We developed a high order tunable lowpass filter chip in IBM 8HP SiGe BiCMOS (utilizing the superb SiGe bipolar transistors as log and exponential functions) back around 2000. The goal was to improve on-chip DR for active filters by utilizing the log compression of the input, then filtering by selective scaled integration, then subsequent expansion with the exponential function. The math behind filter type translation into the Log Domain is quite involved, and only trivial for simple 1st and 2nd order filter functions. What's intriguing is the filter function gets scaled in frequency linearly by the active device integrator bias current (collector current), and with good bipolar transistors this can scale many decades.
Recall this was an 8th or 9th order Inverse Chebyshev LPF, current tunable over 5 decades to ~600MHz but the overall filer noise figure was compromised.
The input signal and its' noise get compressed by the log function, and during the filter analog computations, active device noise as well as other internal noises contribute to the log domain signal path noise, similar to how active and passive devices contribute noise to a conventional active filter.
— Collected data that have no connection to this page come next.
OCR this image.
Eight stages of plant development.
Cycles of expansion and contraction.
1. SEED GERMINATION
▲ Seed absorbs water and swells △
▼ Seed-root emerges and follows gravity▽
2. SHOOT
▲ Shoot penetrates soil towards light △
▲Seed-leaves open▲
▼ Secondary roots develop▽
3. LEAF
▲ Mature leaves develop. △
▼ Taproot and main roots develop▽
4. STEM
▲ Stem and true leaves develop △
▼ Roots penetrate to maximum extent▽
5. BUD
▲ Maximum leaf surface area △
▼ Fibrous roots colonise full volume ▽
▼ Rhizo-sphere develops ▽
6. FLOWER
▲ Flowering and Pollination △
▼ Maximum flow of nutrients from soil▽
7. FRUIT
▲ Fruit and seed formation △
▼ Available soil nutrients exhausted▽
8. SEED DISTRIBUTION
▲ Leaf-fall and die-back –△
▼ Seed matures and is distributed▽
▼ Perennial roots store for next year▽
However, upon output signal expansion by the exponential function back into the Linear Analog Domain, the signal noise which was compressed along with the signal itself at the Log input gets expanded, but the internal log function noise sources also get the same exponential expansion (they were not compressed by the input Log function, and thus higher relative to the input signal)) and subsequently corrupt the overall filter output SNR. Believe this is the fundamental reason Log Domain Filters never really caught on, they had poor overall NF.
BTW back then the IC simulators didn't handle noise properties very well in the time domain, especially with log compression and exponential expansion, one of the many reasons we and others began looking into Time Domain Noise Analysis simulations.
Anyway, this was an interesting adventure back then when we were trying to improve on-chip analog signal processing, and worthy of looking into for folks interesting in Log Domain circuits and functions.